Nous n’évoquerons pas pour le moment les matériels d’« écrilecture » et de mathématiques, très efficaces à un niveau élémentaire, un peu moins puissants au-delà. Nous reconnaissons simplement la justesse et la pertinence d’une approche physique et sensorielle de l’abstrait (par exemple, le traçage avec l’index d’une lettre, d’une forme ou l’addition comparée à la notion de « plus lourd »), largement préférable aux approches « sur le papier », « en deux dimensions » de l’enseignement classique, même si là encore, il est possible de critiquer un apprentissage qui manque de naturel et d’individualité.

La pédagogie Montessori nous semble suggérer que les enfants ne peuvent pas apprendre tant que les adultes ne leur proposent pas consciemment un environnement sur-mesure, « scientifiquement » mesuré, cadré, ce qui est, bien évidemment, inexact. De plus, cette « mise en scène » analytique et fermée d’un environnement nous semble par trop artificielle. Car rien ne prépare mieux les enfants à la « vraie vie » que « la vraie vie » elle-même. Bien sûr, comparée à une école classique où les enfants, censés demeurer immobiles et silencieux, reçoivent passivement quantité d’informations d’une utilité contestable, une école Montessori est nettement préférable. Malheureusement, le sentiment d’un univers artificiellement millimétré, imitant imparfaitement le milieu naturel des êtres humains où les apprentissages sont spontanés et faciles est prégnant. Il s’agit certes d’apprentissages par le milieu et l’imprégnation mais ni le milieu ni l’imprégnation ne sont naturels. Enfin, défaut d’importance, cette pédagogie nécessite une abondance d’objets artificiels « intentionnels », non « évidents », ce qui nous semble en désaccord avec nos valeurs écologiques d’économie des moyens [8]. Et l’on peut s’interroger sur cette propension qu’a l’être humain à sans cesse fabriquer des objets qui imitent la nature, physique et psychique, à introduire des médiations approximatives, à passer par des détours infinis, quand l’expérience peut être directe et authentique.

 

1 « Maison des enfants ».

2 Par exemple, http://www.csos.jhu.edu/CRESPAR/techReports/Report59.pdf

3 Le neuroscientifique Stanislas Dehaene est très enthousiasmé par la pédagogie Montessori : http://www.cafepedagogique.net/lexpresso/Pages/2013/04/23042013Article635022982296230018.aspx

4 En deux tomes aux Éditions Desclée de Brouwer : Tome 1, La Maison des enfants (2004), Tome 2, Éducation élémentaire (2007).

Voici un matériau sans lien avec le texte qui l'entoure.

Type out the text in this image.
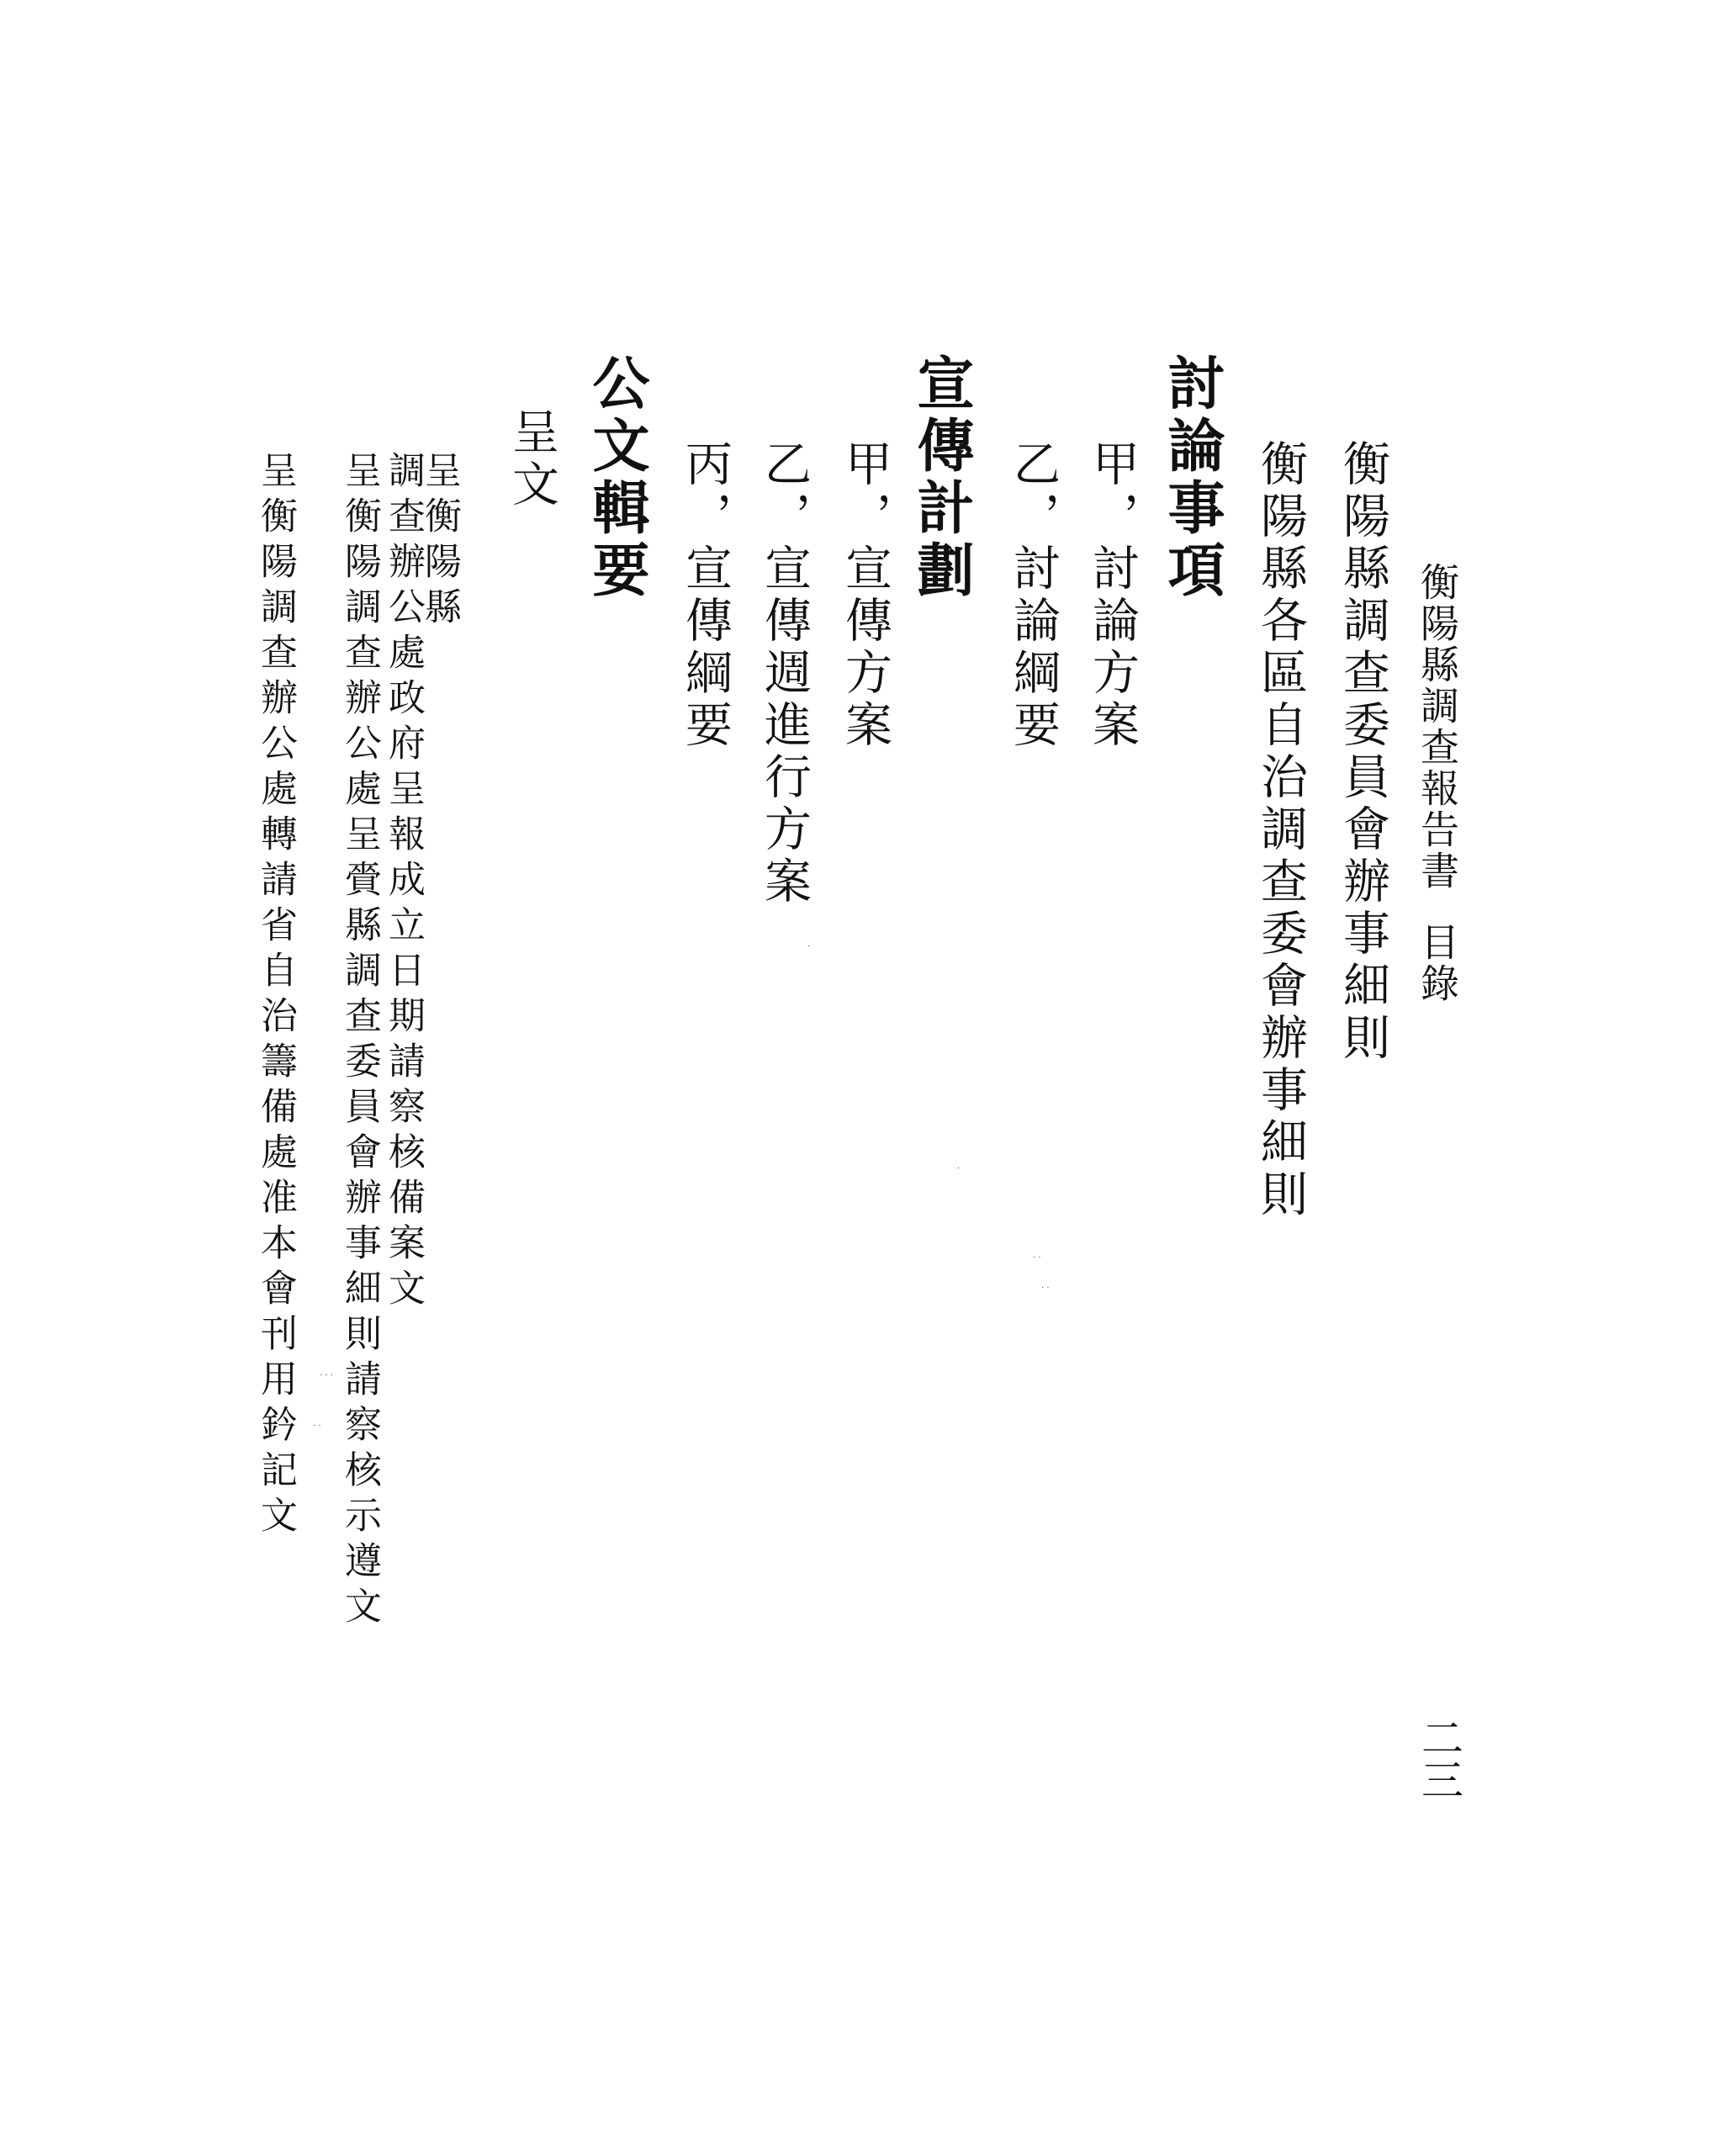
衡陽縣調查報告書目錄
二三
衡陽縣調查委員會辦事細則
衡陽縣各區自治調查委會辦事細則
討論事項
甲，討論方案
乙，討論綱要
宣傳計劃
甲，宣傳方案
乙，宣傳週進行方案
丙，宣傳綱要
公文輯要
呈文
呈衡陽縣
調查辦公處政府呈報成立日期請察核備案文
呈衡陽調查辦公處呈賫縣調查委員會辦事細則請察核示遵文
呈衡陽調查辦公處轉請省自治籌備處准本會刊用鈐記文	·
·
· ·
· ·
· · ·
· ·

5 Éditions Desclée de Brouwer (2006).

6 La stéréognosie est la capacité à reconnaître par le toucher la forme et le volume d’un objet placé dans la main.

7 Henri Wallon cité dans « Au sujet de la théorie pédagogique de Maria Montessori », Mari Tubaki, Takeshi Matsuishi, Université nationale de Yokohama.

8 L’écologie est à entendre ici selon notre définition globale de rapport harmonieux qui induit le moins de perte d’énergie possible et donc de moyens pour une effectivité maximale entre les différentes composantes d’un environnement. On pourrait également parler de simplicité volontaire dans le domaine éducatif ou comment cesser de multiplier les outils pédagogiques inutiles et superflus, même s’ils semblent pratiques et attractifs, pour aller à l’essentiel.